The oxygen needed for our metabolism enters the body through the respiratory system, combines with the hemoglobin in the red blood cells to form oxyhemoglobin, and then transports it to the cells of various parts of the human body. Therefore, blood hemoglobin is the key to accurately detect blood oxygen saturation. On the other hand, the level of oxygen contained in hemoglobin affects the absorption of red and infrared light by the blood. Specifically, oxygen-saturated hemoglobin absorbs more infrared light, and oxygen-free hemoglobin absorbs more red light.
Usually, smart wearable devices, such as smart bracelets or watches, use photoelectric sensors to perform optical measurements based on the principle that the amount of light absorbed by arterial blood changes with the pulse of the arteries. There are two light-emitting tubes installed in the sports watch, which emit red light and infrared light respectively, and a photodetector is installed to convert the detected red light and infrared light through the arterial blood vessels into electrical signals to obtain a set of data. Based on this data, using a background algorithm, the sports watch is able to calculate an estimate of the user's blood oxygen saturation.

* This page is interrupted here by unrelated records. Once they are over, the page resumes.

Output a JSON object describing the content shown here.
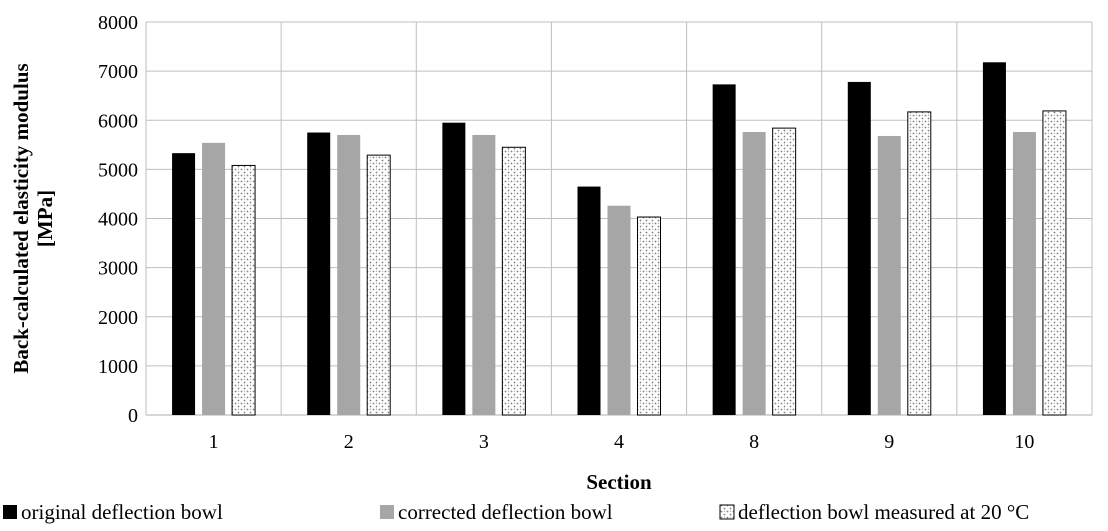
{
  "chart_data": {
    "type": "bar",
    "title": "",
    "xlabel": "Section",
    "ylabel": "Back-calculated elasticity modulus [MPa]",
    "ylabel_lines": [
      "Back-calculated elasticity modulus",
      "[MPa]"
    ],
    "categories": [
      "1",
      "2",
      "3",
      "4",
      "8",
      "9",
      "10"
    ],
    "ylim": [
      0,
      8000
    ],
    "yticks": [
      0,
      1000,
      2000,
      3000,
      4000,
      5000,
      6000,
      7000,
      8000
    ],
    "grid": true,
    "legend_position": "bottom",
    "series": [
      {
        "name": "original deflection bowl",
        "color": "#000000",
        "pattern": "solid",
        "values": [
          5330,
          5750,
          5950,
          4650,
          6730,
          6780,
          7180
        ]
      },
      {
        "name": "corrected deflection bowl",
        "color": "#a6a6a6",
        "pattern": "solid",
        "values": [
          5540,
          5700,
          5700,
          4260,
          5760,
          5680,
          5760
        ]
      },
      {
        "name": "deflection bowl measured at 20 °C",
        "color": "#ffffff",
        "pattern": "dotted",
        "values": [
          5080,
          5290,
          5450,
          4030,
          5840,
          6170,
          6190
        ]
      }
    ]
  }
}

It can also be seen that the calculated result is not an absolutely accurate value, but an estimated value. So will this value lose its guiding significance
According to the medical definition, the oxygen saturation of human arterial blood is about 95%-100% under normal circumstances, and the oxygen saturation of venous blood is about 75%. Generally, arterial blood oxygen less than 94% is insufficient oxygen supply, and less than 90% can be defined as hypoxemia.
Because blood oxygen saturation is evaluated based on interval values, blood oxygen saturation detected by wearable devices such as sports watches can still help people effectively judge their physical condition.